Si bien los estudios in situ son una herramienta muy valiosa para avanzar en la biología de esta enfermedad, son deseables los ensayos in vitro para complementar el papel de dichos factores y contribuir al conocimiento de la enfermedad. El objetivo del presente trabajo fue hacer un estudio comparativo de la expresión de genes del sistema IGF en cultivos primarios obtenidos a partir de explantes de placenta molar y no molar como base para la identificación de posibles genes útiles como marcadores moleculares de esta patología del embarazo.
Materiales y métodos
Pacientes
Las pacientes que ingresaron con diagnóstico probable de mola hidatidiforme fueron captadas en el marco del plan de vigilancia centinela de la enfermedad trofoblástica en instituciones de la red hospitalaria del Distrito Capital y el Hospital de Zipaquirá. Las pacientes fueron informadas sobre los objetivos del estudio y posteriormente se firmó un consentimiento informado en todos los casos. El protocolo fue avalado por los comités de ética de las instituciones participantes en el estudio.
Muestras
Los tejidos obtenidos mediante curetaje de succión, legrado o histerectomía, fueron lavados con solución salina y recolectados en condiciones de asepsia en medio de cultivo L15 (Leibovitz), suplementado con suero fetal bovino (SFB) al 20% y posteriormente divididos bajo estereoscopio o microscopio de contraste de fase por un patólogo: una parte para estudio patológico, otra para cultivo celular y estudio de cariotipos y microsatélites (STR) y otra parte para estudio de expresión de genes.
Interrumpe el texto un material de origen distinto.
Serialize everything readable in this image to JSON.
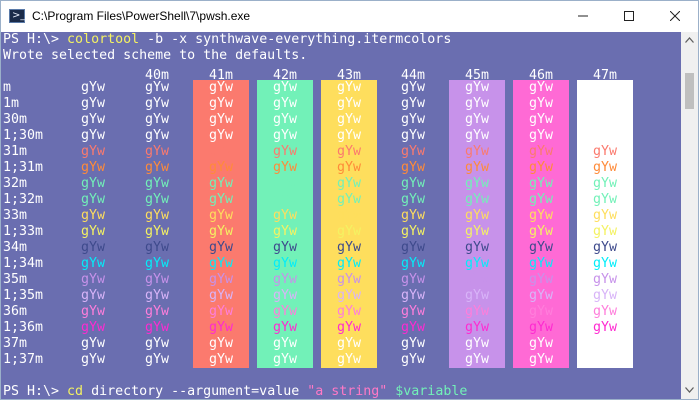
{
  "window": {
    "title": "C:\\Program Files\\PowerShell\\7\\pwsh.exe",
    "buttons": {
      "minimize": "minimize",
      "maximize": "maximize",
      "close": "close"
    }
  },
  "terminal": {
    "line1": {
      "prompt": "PS H:\\> ",
      "command": "colortool",
      "args": " -b -x synthwave-everything.itermcolors"
    },
    "line2": "Wrote selected scheme to the defaults.",
    "table": {
      "bg_headers": [
        "40m",
        "41m",
        "42m",
        "43m",
        "44m",
        "45m",
        "46m",
        "47m"
      ],
      "bg_colors": [
        "",
        "#fb7a6e",
        "#72f1b8",
        "#fede5d",
        "",
        "#c792ea",
        "#ff6ad5",
        "#ffffff"
      ],
      "sample": "gYw",
      "rows": [
        {
          "label": "m",
          "fg": "#ffffff"
        },
        {
          "label": "1m",
          "fg": "#ffffff"
        },
        {
          "label": "30m",
          "fg": "#ffffff"
        },
        {
          "label": "1;30m",
          "fg": "#ffffff"
        },
        {
          "label": "31m",
          "fg": "#fb7a6e"
        },
        {
          "label": "1;31m",
          "fg": "#ff8b39"
        },
        {
          "label": "32m",
          "fg": "#72f1b8"
        },
        {
          "label": "1;32m",
          "fg": "#72f1b8"
        },
        {
          "label": "33m",
          "fg": "#fede5d"
        },
        {
          "label": "1;33m",
          "fg": "#f4f262"
        },
        {
          "label": "34m",
          "fg": "#3e4a8c"
        },
        {
          "label": "1;34m",
          "fg": "#03edf9"
        },
        {
          "label": "35m",
          "fg": "#c792ea"
        },
        {
          "label": "1;35m",
          "fg": "#d8b4f8"
        },
        {
          "label": "36m",
          "fg": "#ff7edb"
        },
        {
          "label": "1;36m",
          "fg": "#ff2ad1"
        },
        {
          "label": "37m",
          "fg": "#ffffff"
        },
        {
          "label": "1;37m",
          "fg": "#ffffff"
        }
      ]
    },
    "line_last": {
      "prompt": "PS H:\\> ",
      "command": "cd",
      "arg1": " directory ",
      "arg2": "--argument=value",
      "string": " \"a string\"",
      "variable": " $variable"
    }
  },
  "colors": {
    "terminal_bg": "#6a6eb0",
    "foreground": "#ffffff"
  },
  "icons": {
    "app": "powershell-icon",
    "scroll_up": "chevron-up-icon",
    "scroll_down": "chevron-down-icon"
  }
}
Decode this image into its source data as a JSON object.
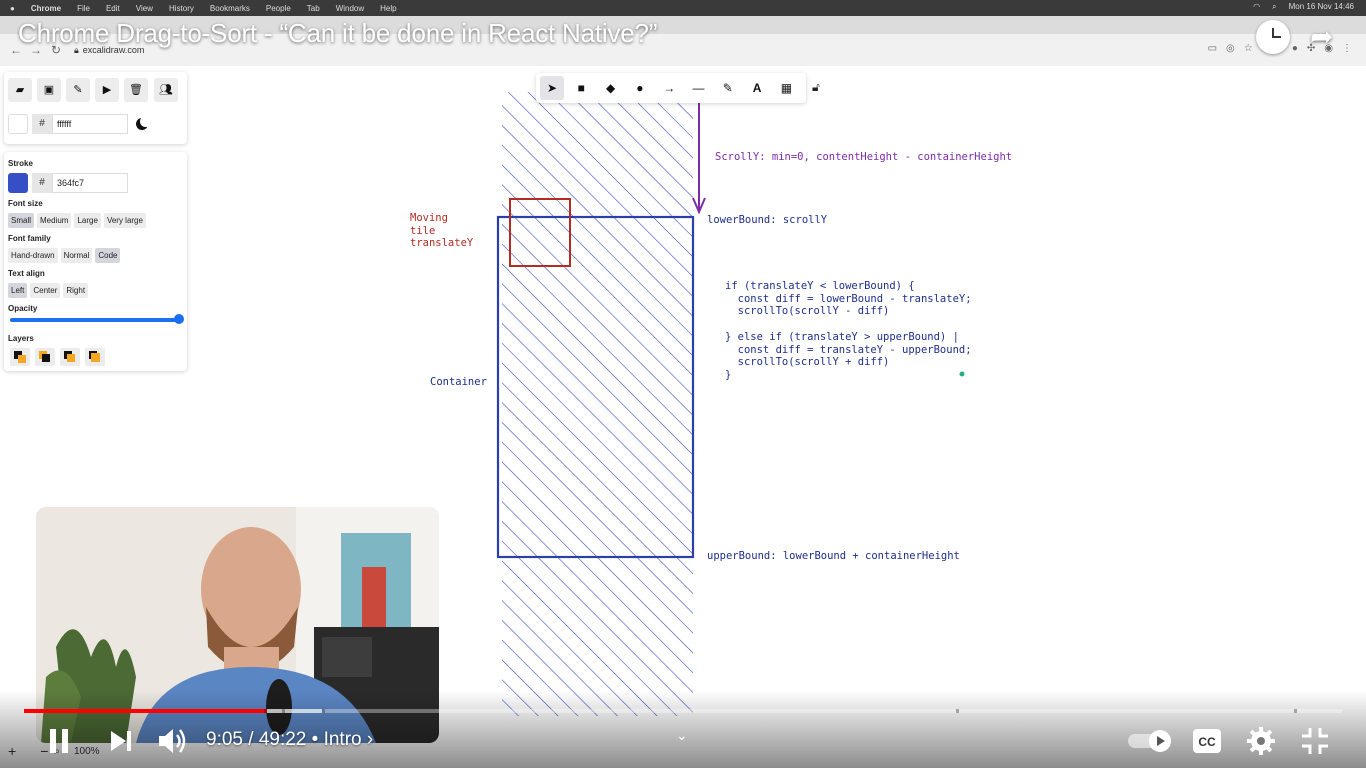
{
  "mac_menubar": {
    "items": [
      "Chrome",
      "File",
      "Edit",
      "View",
      "History",
      "Bookmarks",
      "People",
      "Tab",
      "Window",
      "Help"
    ],
    "clock": "Mon 16 Nov  14:46"
  },
  "browser": {
    "url": "excalidraw.com"
  },
  "video": {
    "title": "Chrome Drag-to-Sort - “Can it be done in React Native?”",
    "current_time": "9:05",
    "duration": "49:22",
    "chapter": "Intro",
    "time_display": "9:05 / 49:22 • Intro ›",
    "progress_fraction": 0.184,
    "buffered_fraction": 0.226
  },
  "excalidraw": {
    "canvas_bg_hex": "ffffff",
    "stroke_hex": "364fc7",
    "stroke_color": "#364fc7",
    "labels": {
      "stroke": "Stroke",
      "font_size": "Font size",
      "font_family": "Font family",
      "text_align": "Text align",
      "opacity": "Opacity",
      "layers": "Layers"
    },
    "font_sizes": [
      "Small",
      "Medium",
      "Large",
      "Very large"
    ],
    "font_families": [
      "Hand-drawn",
      "Normal",
      "Code"
    ],
    "text_aligns": [
      "Left",
      "Center",
      "Right"
    ],
    "opacity_value": 1.0,
    "zoom": "100%"
  },
  "drawing": {
    "scroll_label": "ScrollY: min=0, contentHeight - containerHeight",
    "lower_bound": "lowerBound: scrollY",
    "upper_bound": "upperBound: lowerBound + containerHeight",
    "moving_tile": [
      "Moving",
      "tile",
      "translateY"
    ],
    "container": "Container",
    "code_lines": [
      "if (translateY < lowerBound) {",
      "  const diff = lowerBound - translateY;",
      "  scrollTo(scrollY - diff)",
      "",
      "} else if (translateY > upperBound) |",
      "  const diff = translateY - upperBound;",
      "  scrollTo(scrollY + diff)",
      "}"
    ]
  }
}
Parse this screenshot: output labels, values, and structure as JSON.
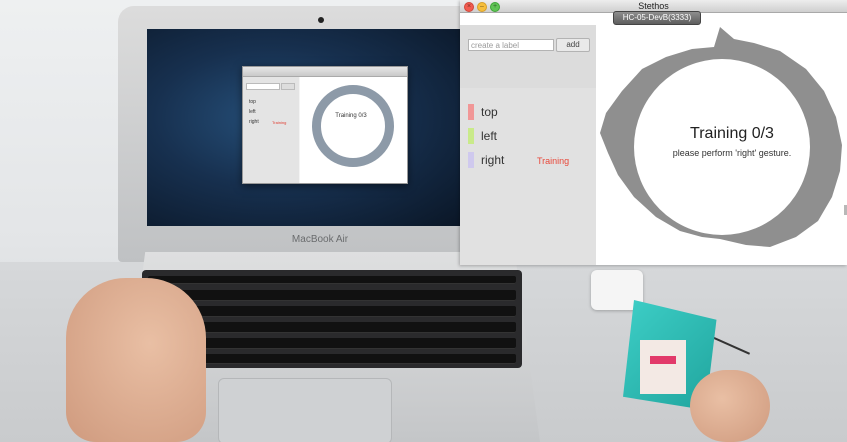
{
  "laptop": {
    "brand_label": "MacBook Air",
    "mini_app": {
      "labels": [
        "top",
        "left",
        "right"
      ],
      "status": "Training",
      "message": "Training 0/3"
    }
  },
  "window": {
    "title": "Stethos",
    "device_badge": "HC-05-DevB(3333)",
    "traffic_lights": {
      "close_color": "#f25c4f",
      "minimize_color": "#f6be3b",
      "maximize_color": "#5fc454"
    }
  },
  "sidebar": {
    "label_input": {
      "placeholder": "create a label",
      "value": ""
    },
    "add_button_label": "add",
    "labels": [
      {
        "name": "top",
        "color": "#f19797",
        "status": ""
      },
      {
        "name": "left",
        "color": "#c9ea8a",
        "status": ""
      },
      {
        "name": "right",
        "color": "#cfc9ee",
        "status": "Training"
      }
    ]
  },
  "canvas": {
    "title": "Training 0/3",
    "instruction": "please perform 'right' gesture.",
    "waveform_color": "#8f8f8f"
  }
}
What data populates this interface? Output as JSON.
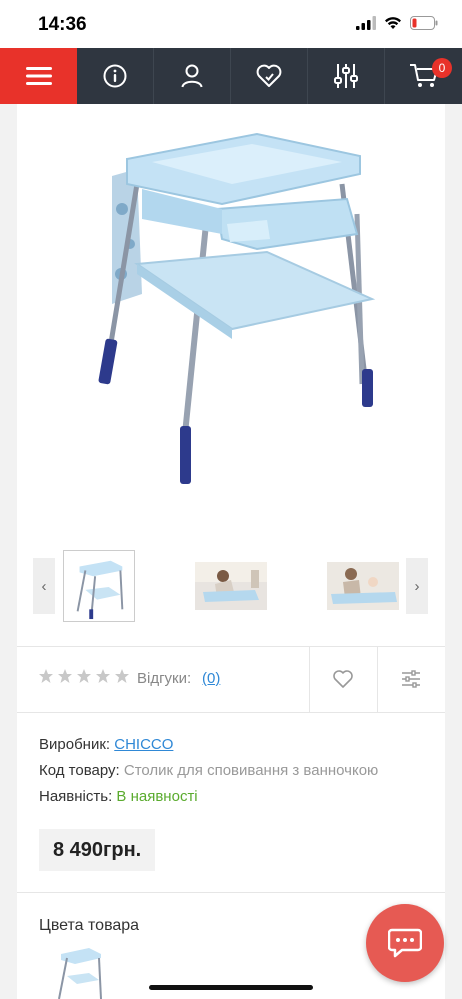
{
  "status_bar": {
    "time": "14:36"
  },
  "nav": {
    "items": [
      {
        "icon": "menu-icon"
      },
      {
        "icon": "info-icon"
      },
      {
        "icon": "user-icon"
      },
      {
        "icon": "heart-icon"
      },
      {
        "icon": "filters-icon"
      },
      {
        "icon": "cart-icon"
      }
    ],
    "cart_count": "0",
    "menu_color": "#e8322a",
    "bar_color": "#2f3640"
  },
  "gallery": {
    "prev_label": "‹",
    "next_label": "›"
  },
  "rating": {
    "stars": 0,
    "max_stars": 5,
    "reviews_label": "Відгуки:",
    "reviews_count": "(0)"
  },
  "product": {
    "manufacturer_label": "Виробник:",
    "manufacturer_value": "CHICCO",
    "code_label": "Код товару:",
    "code_value": "Столик для сповивання з ванночкою",
    "availability_label": "Наявність:",
    "availability_value": "В наявності",
    "price": "8 490грн."
  },
  "colors": {
    "title": "Цвета товара"
  }
}
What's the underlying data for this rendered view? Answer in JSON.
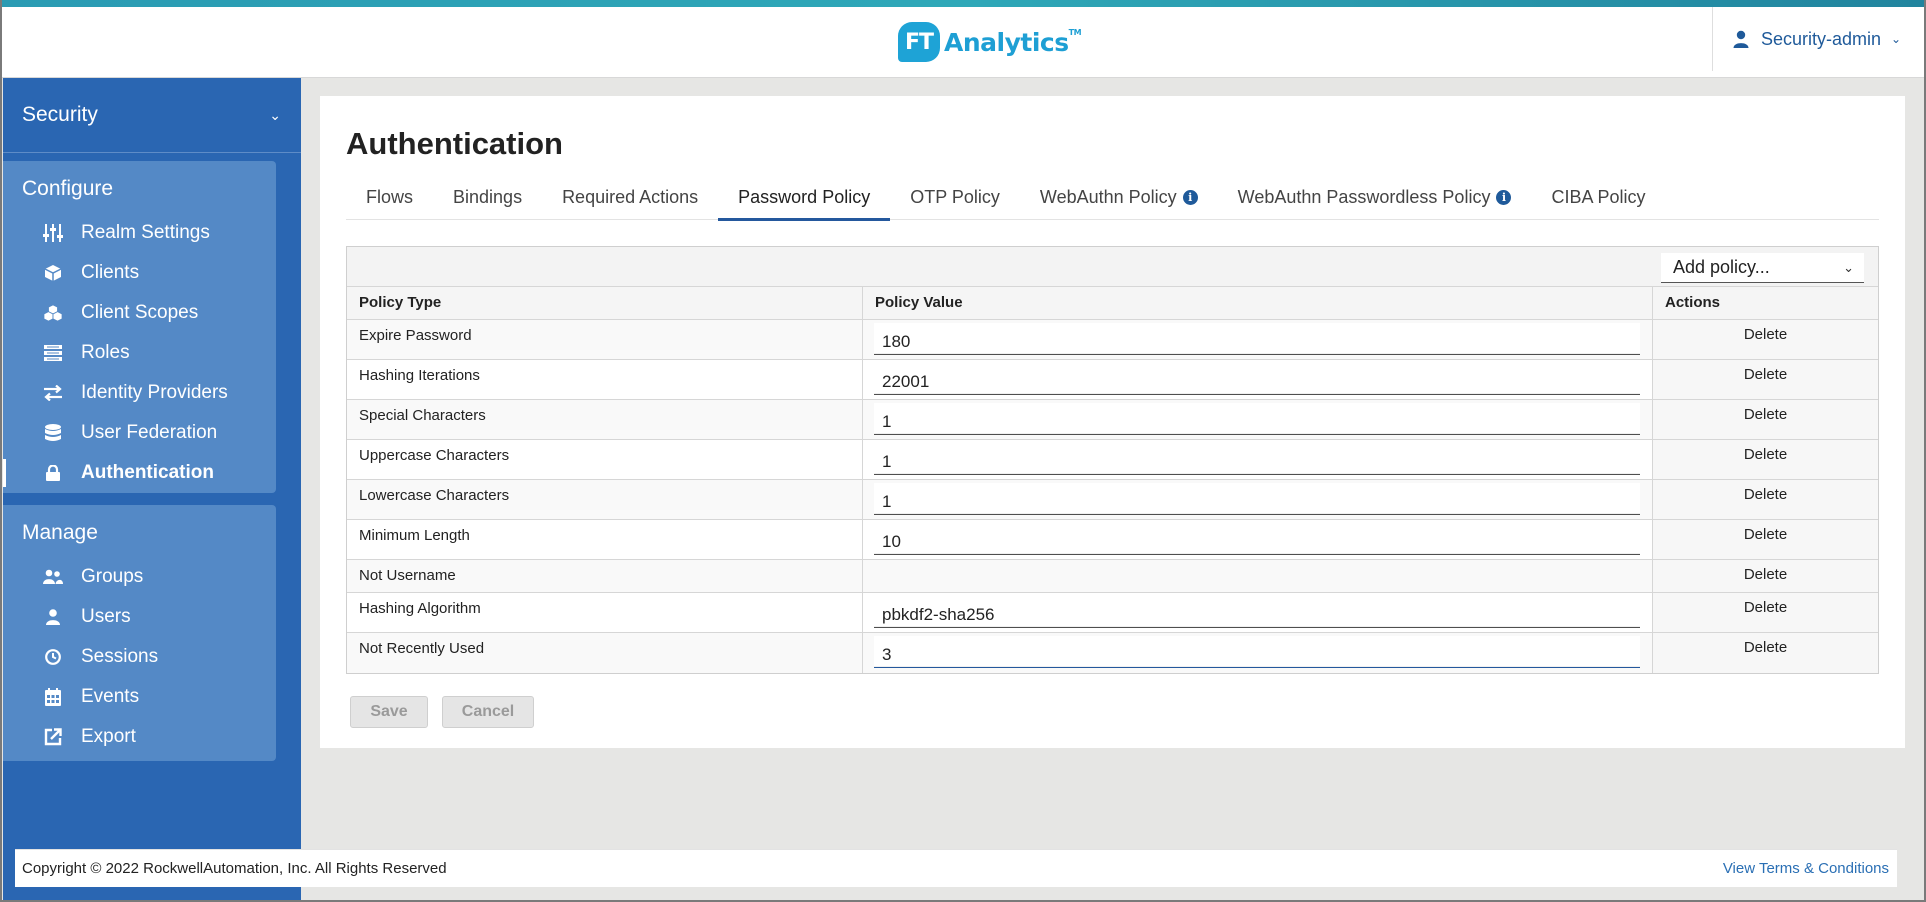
{
  "header": {
    "logo_mark": "FT",
    "logo_text": "Analytics",
    "logo_tm": "TM",
    "user_label": "Security-admin",
    "accent_color": "#2a9bb3",
    "brand_color": "#1ea3d6"
  },
  "sidebar": {
    "realm_label": "Security",
    "configure_title": "Configure",
    "configure_items": [
      {
        "label": "Realm Settings",
        "icon": "sliders-icon"
      },
      {
        "label": "Clients",
        "icon": "cube-icon"
      },
      {
        "label": "Client Scopes",
        "icon": "cubes-icon"
      },
      {
        "label": "Roles",
        "icon": "list-icon"
      },
      {
        "label": "Identity Providers",
        "icon": "exchange-icon"
      },
      {
        "label": "User Federation",
        "icon": "database-icon"
      },
      {
        "label": "Authentication",
        "icon": "lock-icon",
        "active": true
      }
    ],
    "manage_title": "Manage",
    "manage_items": [
      {
        "label": "Groups",
        "icon": "users-icon"
      },
      {
        "label": "Users",
        "icon": "user-icon"
      },
      {
        "label": "Sessions",
        "icon": "clock-icon"
      },
      {
        "label": "Events",
        "icon": "calendar-icon"
      },
      {
        "label": "Export",
        "icon": "export-icon"
      }
    ],
    "bg_color": "#2a66b2",
    "group_color": "#5489c6"
  },
  "main": {
    "title": "Authentication",
    "tabs": [
      {
        "label": "Flows"
      },
      {
        "label": "Bindings"
      },
      {
        "label": "Required Actions"
      },
      {
        "label": "Password Policy",
        "active": true
      },
      {
        "label": "OTP Policy"
      },
      {
        "label": "WebAuthn Policy",
        "info": true
      },
      {
        "label": "WebAuthn Passwordless Policy",
        "info": true
      },
      {
        "label": "CIBA Policy"
      }
    ],
    "add_policy": {
      "selected": "Add policy..."
    },
    "table": {
      "headers": {
        "type": "Policy Type",
        "value": "Policy Value",
        "actions": "Actions"
      },
      "rows": [
        {
          "type": "Expire Password",
          "value": "180",
          "action": "Delete"
        },
        {
          "type": "Hashing Iterations",
          "value": "22001",
          "action": "Delete"
        },
        {
          "type": "Special Characters",
          "value": "1",
          "action": "Delete"
        },
        {
          "type": "Uppercase Characters",
          "value": "1",
          "action": "Delete"
        },
        {
          "type": "Lowercase Characters",
          "value": "1",
          "action": "Delete"
        },
        {
          "type": "Minimum Length",
          "value": "10",
          "action": "Delete"
        },
        {
          "type": "Not Username",
          "value": null,
          "action": "Delete"
        },
        {
          "type": "Hashing Algorithm",
          "value": "pbkdf2-sha256",
          "action": "Delete"
        },
        {
          "type": "Not Recently Used",
          "value": "3",
          "action": "Delete"
        }
      ]
    },
    "buttons": {
      "save": "Save",
      "cancel": "Cancel"
    }
  },
  "footer": {
    "copyright": "Copyright © 2022 RockwellAutomation, Inc. All Rights Reserved",
    "terms": "View Terms & Conditions"
  }
}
Esta última porción fue congelada inmediatamente en nitrógeno líquido. La muestra de estudio quedó conformada por cinco casos de mola completa y tres abortos no molares de primer trimestre clasificadas con base en ecografía, niveles de gonadotropina coriónica (hGC) en suero e histopatología combinada con análisis de cariotipo y marcadores microsatélites tipo STRs de las muestras de tejido (manuscrito en preparación).
Cultivo celular
El tejido se lavó en solución salina y se cortó para obtener explantes de un tamaño de 1 mm3; después de sembrarlos y de permitir su adherencia por una hora a los frascos de cultivo de 25 cm2 se adicionó el medio de cultivo L15 y se mantuvo a 37 ºC y 5% de CO2. Después de tres días, las células no adheridas fueron removidas y el cultivo se mantuvo por tres a cuatro semanas antes de realizar el primer pase. Se utilizó 1 ml de tripsina por cada 25 cm2 de superficie. Se realizaron tres pases en total.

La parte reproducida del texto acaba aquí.